Let's say you had to calculate the sine (cosine or tangent - whatever) where the domain is between 0.01 and 360.01. (using C#)
What would be more performant?
- Using Math.Sin
- Using a lookup array with precalculated values
I would anticpate that given the domain, option 2 would be much faster. At what point in the precision of the domain (0.0000n) does the performance of the calculation exceed the lookup.
The answer to this depends entirely on how many values are in your lookup table. You say "the domain is between 0.01 and 360.01", but you don't say how many values in that range might be used, or how accurate you need the answers to be.Forgive me for not expecting to see significant digits used to convey implicit meaning in a non-scientific context.More information is still needed to answer this question. What is the expected distribution of values between 0.01 and 360.01? Are you processing a lot of data other than the simple sin( ) computation?

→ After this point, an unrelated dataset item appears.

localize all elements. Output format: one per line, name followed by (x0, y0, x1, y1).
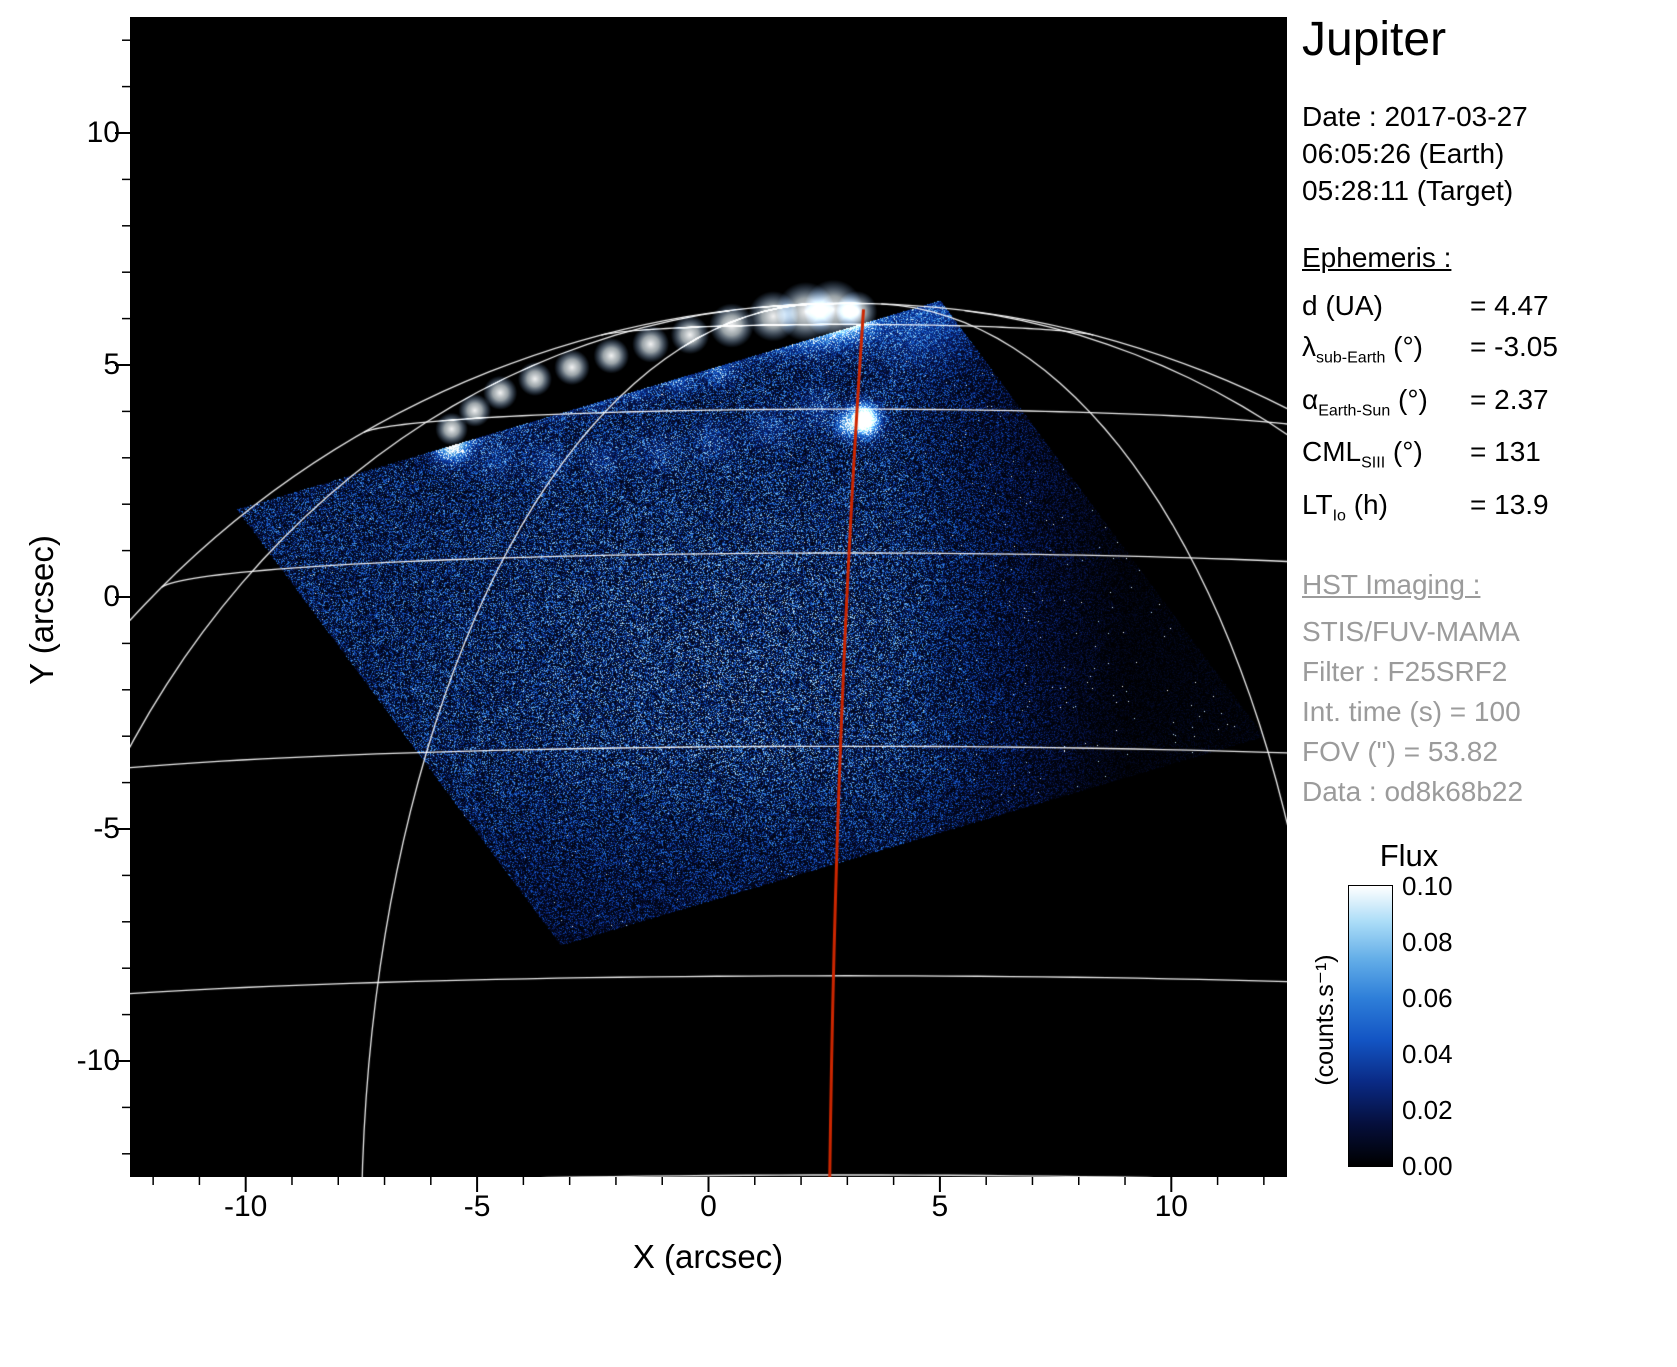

36000 double precision values takes over 256k in memory; the lookup table is too large to fit in L1 cache on most machines; if you're running straight through the table, you'll miss L1 once per sizeof(cacheline)/sizeof(double) accesses, and probably hit L2. If, on the other hand, your table accesses are more or less random, you will be missing L1 almost every time you do a lookup.
It also depends a lot on the math library of the platform that you're on. Common i386 implementations of the sin function, for example, range from ~40 cycles up to 400 cycles or even more, depending on your exact microarchitecture and library vendor. I haven't timed the Microsoft library, so I don't know exactly where the C# Math.sin implementation would fall.
Since loads from L2 are generally faster than 40 cycles on a sane platform, one reasonably expects the lookup table to be faster considered in isolation. However, I doubt you're computing sin( ) in isolation; if your arguments to sin( ) jump all over the table, you will be blowing other data needed for other steps of your computation out of the cache; although the sin( ) computation gets faster, the slowdown to other parts of your computation may more than outweigh the speedup. Only careful measurement can really answer this question.
Am I to understand from your other comments that you're doing this as part of a FFT computation? Is there a reason that you need to roll your own FFT instead of using one of the numerous extremely high quality implementations that already exist?